Peu connu du grand public, InVivo est un groupe coopératif qui représente plus de la moitié des agriculteurs français. Avec près de 10 000 salariés et des métiers très variés couvrant l’ensemble de la chaîne alimentaire, de la semence à la distribution, InVivo doit anticiper les grands enjeux de demain pour pérenniser l’agriculture française. Un pari que le groupe relève, en lançant InVivo Food & Tech, son laboratoire d’expérimentation et InVivo Quest, son concours pour repérer les futures pépites de l’Agtech et de la Foodtech.
Rencontre avec Yves Christol, directeur d’InVivo Food & Tech, pour parler agriculture, startups et innovation.
InVivo est assez peu connu dans l’écosystème startup. Pourtant, vous représentez de nombreux métiers sur l’ensemble de la chaîne alimentaire.
InVivo est un groupe coopératif qui représente 220 coopératives, soit près de 300 000 agriculteurs français. Nous avons 5 métiers distincts, dont l’objectif commun est de représenter et valoriser l’agriculture française.
Notre premier métier historique c’est l’agriculture : nous couvrons l’ensemble des besoins des agriculteurs, de la semence jusqu’à la vente des productions, en passant par le stockage. Notre second métier concerne la nutrition et la santé animale avec notre filiale Neovia. Notre troisième métier est le retail avec l’enseigne Gamm Vert notamment, qui représente plus de 1000 magasins. Sur la partie alimentation, nous avons lancé Frais d’ici, qui propose des produits frais provenant à 80% d’agriculteurs sourcés autour du magasin. Notre objectif est de dépasser rapidement les 100 magasins pour assurer une bonne couverture sur le territoire Français !
Le 4e métier d‘InVivo est le vin. Nous fédérons les coopératives viti/vinicole et aidons les producteurs français à exporter leur production. Nous avons récemment fait l’acquisition du distributeur Baarsma Wine, qui nous permet d’accélérer la promotion et la distribution du vin français partout dans le monde.
À ces quatre métiers s’ajoute aujourd’hui Food & Tech, dont l’objectif est de créer toujours plus de valeur pour les agriculteurs, en concevant de nouveaux produits et services en s’appuyant sur la révolution digitale.
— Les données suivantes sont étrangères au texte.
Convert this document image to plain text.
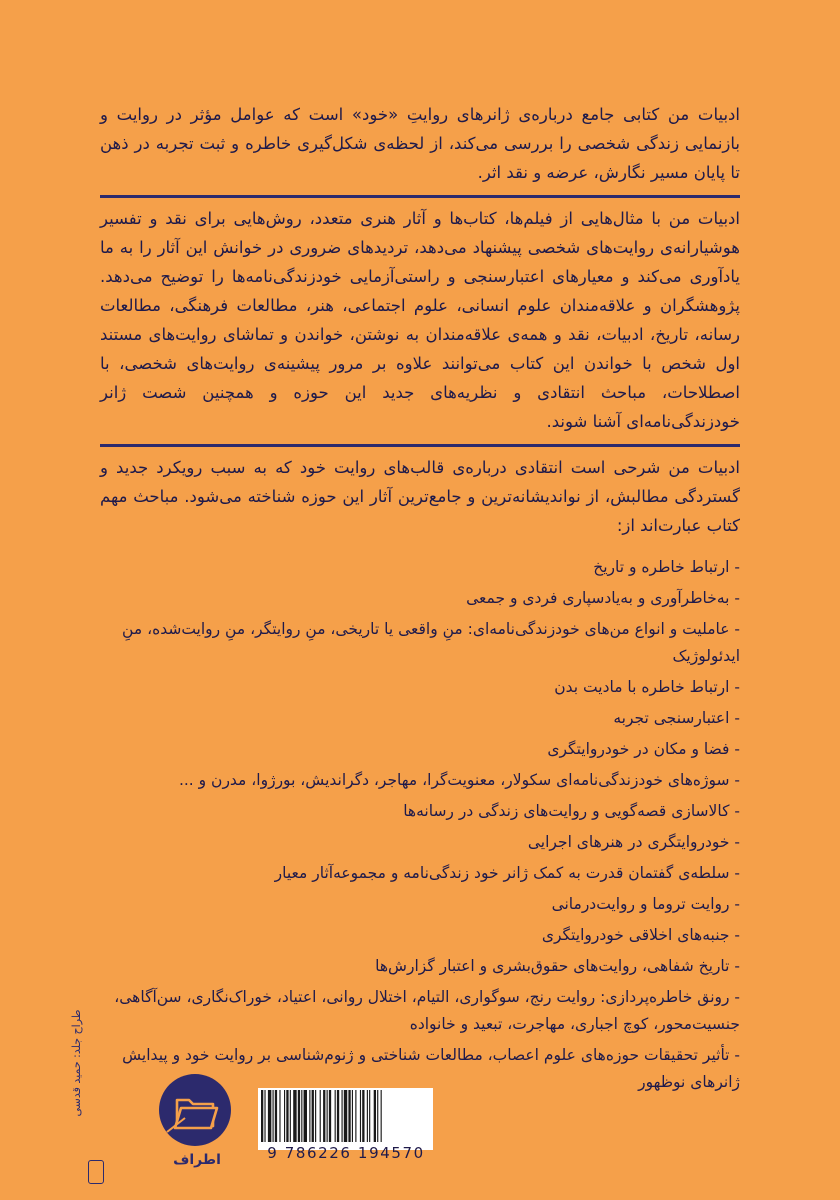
ادبیات من کتابی جامع درباره‌ی ژانرهای روایتِ «خود» است که عوامل مؤثر در روایت و بازنمایی زندگی شخصی را بررسی می‌کند، از لحظه‌ی شکل‌گیری خاطره و ثبت تجربه در ذهن تا پایان مسیر نگارش، عرضه و نقد اثر.

ادبیات من با مثال‌هایی از فیلم‌ها، کتاب‌ها و آثار هنری متعدد، روش‌هایی برای نقد و تفسیر هوشیارانه‌ی روایت‌های شخصی پیشنهاد می‌دهد، تردیدهای ضروری در خوانش این آثار را به ما یادآوری می‌کند و معیارهای اعتبارسنجی و راستی‌آزمایی خودزندگی‌نامه‌ها را توضیح می‌دهد. پژوهشگران و علاقه‌مندان علوم انسانی، علوم اجتماعی، هنر، مطالعات فرهنگی، مطالعات رسانه، تاریخ، ادبیات، نقد و همه‌ی علاقه‌مندان به نوشتن، خواندن و تماشای روایت‌های مستند اول شخص با خواندن این کتاب می‌توانند علاوه بر مرور پیشینه‌ی روایت‌های شخصی، با اصطلاحات، مباحث انتقادی و نظریه‌های جدید این حوزه و همچنین شصت ژانر خودزندگی‌نامه‌ای آشنا شوند.

ادبیات من شرحی است انتقادی درباره‌ی قالب‌های روایت خود که به سبب رویکرد جدید و گستردگی مطالبش، از نواندیشانه‌ترین و جامع‌ترین آثار این حوزه شناخته می‌شود. مباحث مهم کتاب عبارت‌اند از:

- ارتباط خاطره و تاریخ
- به‌خاطرآوری و به‌یادسپاری فردی و جمعی
- عاملیت و انواع من‌های خودزندگی‌نامه‌ای: منِ واقعی یا تاریخی، منِ روایتگر، منِ روایت‌شده، منِ ایدئولوژیک
- ارتباط خاطره با مادیت بدن
- اعتبارسنجی تجربه
- فضا و مکان در خودروایتگری
- سوژه‌های خودزندگی‌نامه‌ای سکولار، معنویت‌گرا، مهاجر، دگراندیش، بورژوا، مدرن و ...
- کالاسازی قصه‌گویی و روایت‌های زندگی در رسانه‌ها
- خودروایتگری در هنرهای اجرایی
- سلطه‌ی گفتمان قدرت به کمک ژانر خود زندگی‌نامه و مجموعه‌آثار معیار
- روایت تروما و روایت‌درمانی
- جنبه‌های اخلاقی خودروایتگری
- تاریخ شفاهی، روایت‌های حقوق‌بشری و اعتبار گزارش‌ها
- رونق خاطره‌پردازی: روایت رنج، سوگواری، التیام، اختلال روانی، اعتیاد، خوراک‌نگاری، سن‌آگاهی، جنسیت‌محور، کوچ اجباری، مهاجرت، تبعید و خانواده
- تأثیر تحقیقات حوزه‌های علوم اعصاب، مطالعات شناختی و ژنوم‌شناسی بر روایت خود و پیدایش ژانرهای نوظهور
9 786226 194570
اطراف
طراح جلد: حمید قدسی
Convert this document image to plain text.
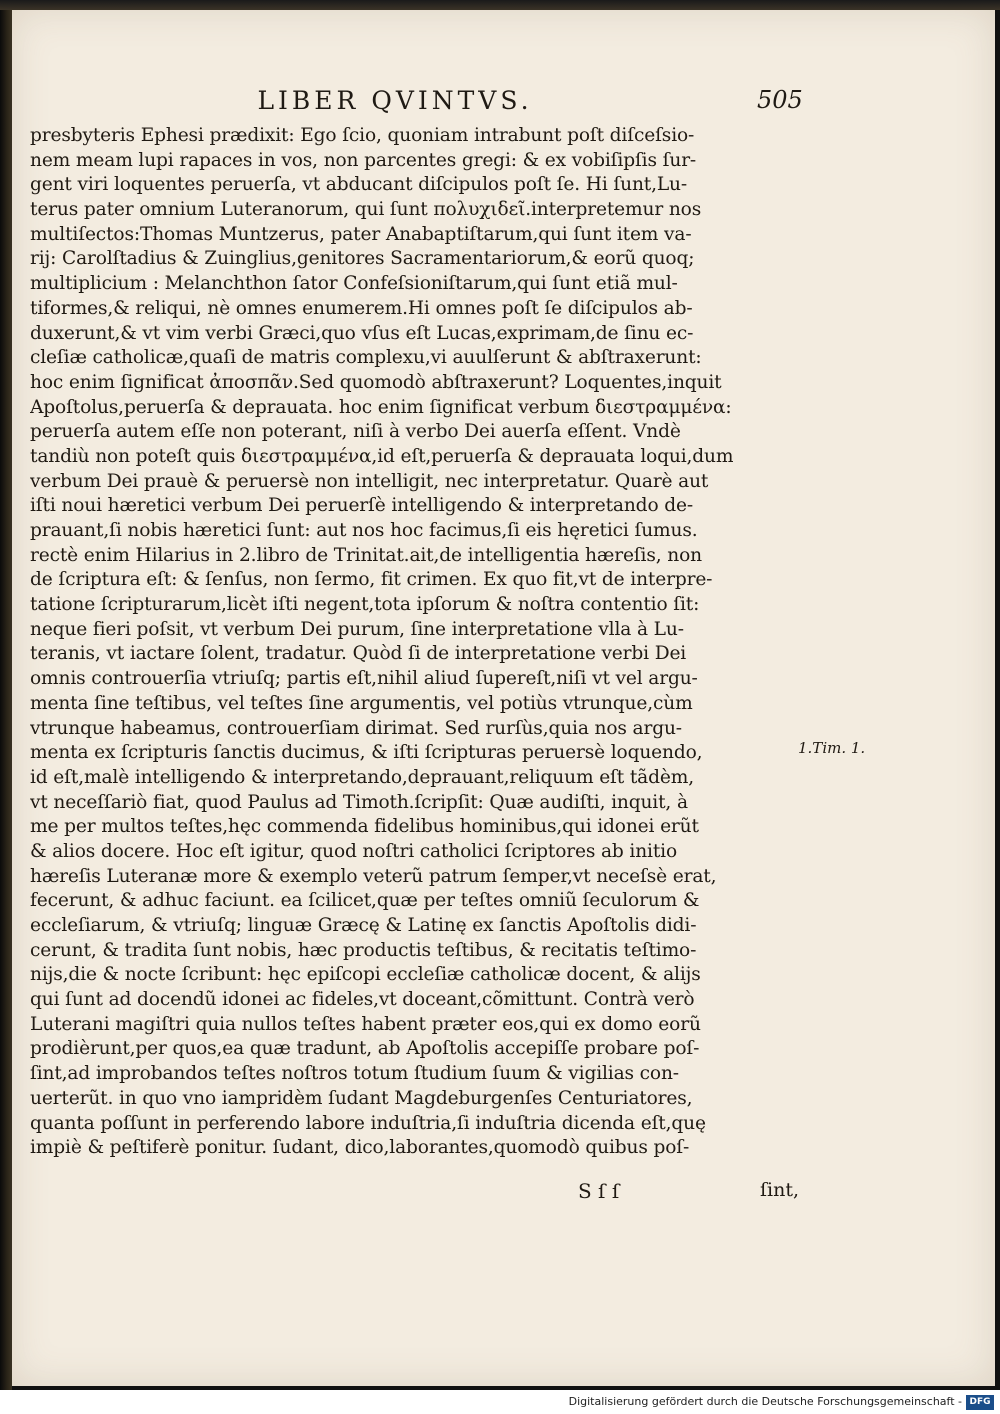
LIBER QVINTVS.	505
presbyteris Ephesi prædixit: Ego ſcio, quoniam intrabunt poſt diſceſsio-
nem meam lupi rapaces in vos, non parcentes gregi: & ex vobiſipſis ſur-
gent viri loquentes peruerſa, vt abducant diſcipulos poſt ſe. Hi ſunt,Lu-
terus pater omnium Luteranorum, qui ſunt πολυχιδεῖ.interpretemur nos
multiſectos:Thomas Muntzerus, pater Anabaptiſtarum,qui ſunt item va-
rij: Carolſtadius & Zuinglius,genitores Sacramentariorum,& eorũ quoq;
multiplicium : Melanchthon ſator Confeſsioniſtarum,qui ſunt etiã mul-
tiformes,& reliqui, nè omnes enumerem.Hi omnes poſt ſe diſcipulos ab-
duxerunt,& vt vim verbi Græci,quo vſus eſt Lucas,exprimam,de ſinu ec-
cleſiæ catholicæ,quaſi de matris complexu,vi auulſerunt & abſtraxerunt:
hoc enim ſignificat ἀποσπᾶν.Sed quomodò abſtraxerunt? Loquentes,inquit
Apoſtolus,peruerſa & deprauata. hoc enim ſignificat verbum διεστραμμένα:
peruerſa autem eſſe non poterant, niſi à verbo Dei auerſa eſſent. Vndè
tandiù non poteſt quis διεστραμμένα,id eſt,peruerſa & deprauata loqui,dum
verbum Dei prauè & peruersè non intelligit, nec interpretatur. Quarè aut
iſti noui hæretici verbum Dei peruerſè intelligendo & interpretando de-
prauant,ſi nobis hæretici ſunt: aut nos hoc facimus,ſi eis hęretici ſumus.
rectè enim Hilarius in 2.libro de Trinitat.ait,de intelligentia hæreſis, non
de ſcriptura eſt: & ſenſus, non ſermo, fit crimen. Ex quo fit,vt de interpre-
tatione ſcripturarum,licèt iſti negent,tota ipſorum & noſtra contentio ſit:
neque fieri poſsit, vt verbum Dei purum, ſine interpretatione vlla à Lu-
teranis, vt iactare ſolent, tradatur. Quòd ſi de interpretatione verbi Dei
omnis controuerſia vtriuſq; partis eſt,nihil aliud ſupereſt,niſi vt vel argu-
menta ſine teſtibus, vel teſtes ſine argumentis, vel potiùs vtrunque,cùm
vtrunque habeamus, controuerſiam dirimat. Sed rurſùs,quia nos argu-
menta ex ſcripturis ſanctis ducimus, & iſti ſcripturas peruersè loquendo,
id eſt,malè intelligendo & interpretando,deprauant,reliquum eſt tãdèm,
vt neceſſariò fiat, quod Paulus ad Timoth.ſcripſit: Quæ audiſti, inquit, à
me per multos teſtes,hęc commenda fidelibus hominibus,qui idonei erũt
& alios docere. Hoc eſt igitur, quod noſtri catholici ſcriptores ab initio
hæreſis Luteranæ more & exemplo veterũ patrum ſemper,vt neceſsè erat,
fecerunt, & adhuc faciunt. ea ſcilicet,quæ per teſtes omniũ ſeculorum &
eccleſiarum, & vtriuſq; linguæ Græcę & Latinę ex ſanctis Apoſtolis didi-
cerunt, & tradita ſunt nobis, hæc productis teſtibus, & recitatis teſtimo-
nijs,die & nocte ſcribunt: hęc epiſcopi eccleſiæ catholicæ docent, & alijs
qui ſunt ad docendũ idonei ac fideles,vt doceant,cõmittunt. Contrà verò
Luterani magiſtri quia nullos teſtes habent præter eos,qui ex domo eorũ
prodièrunt,per quos,ea quæ tradunt, ab Apoſtolis accepiſſe probare poſ-
ſint,ad improbandos teſtes noſtros totum ſtudium ſuum & vigilias con-
uerterũt. in quo vno iampridèm ſudant Magdeburgenſes Centuriatores,
quanta poſſunt in perferendo labore induſtria,ſi induſtria dicenda eſt,quę
impiè & peſtiferè ponitur. ſudant, dico,laborantes,quomodò quibus poſ-
1.Tim. 1.
S ſ ſ	ſint,
Digitalisierung gefördert durch die Deutsche Forschungsgemeinschaft - DFG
Nous nous positionnons comme le laboratoire d’innovation et d’expérimentation du groupe, avec quatre thématiques fortes : NewFood, UrbanFood, Retail4food et Digital Market. Notre mission est d’anticiper et expérimenter les projets : avec quel acteur travailler, quelles entreprises ou technologies racheter, quel brevet développer, etc.
Quelles sont les grandes innovations à venir dans l’alimentation de demain ?
New Food représente tout ce que l’on mangera dans 10, 15 ou 20 ans. Comment faire pour qu’il y ait moins de déséquilibre Nord/ Sud, moins de déséquilibre entre les régimes alimentaires, tout en sachant qu’il faudra nourrir 2,5 milliards d’individus supplémentaires ?! L’un des grands enjeux concerne les protéines avec plusieurs pistes à exploiter : les insectes, les algues, les protéines végétales, mais aussi le développement des protéines animales en laboratoire. Le potentiel des algues et des micros algues me semble très prometteur. Les algues se cultivent très facilement, le développement de phytotières par exemple, permettrait d’en produire dans chaque foyer. Mais au-delà des aliments, il s’agira aussi de trouver des nouveaux procédés de fabrication, pour produire plus efficacement, mieux conserver les vitamines, le goût, intégrer de nouveaux ingrédients, etc.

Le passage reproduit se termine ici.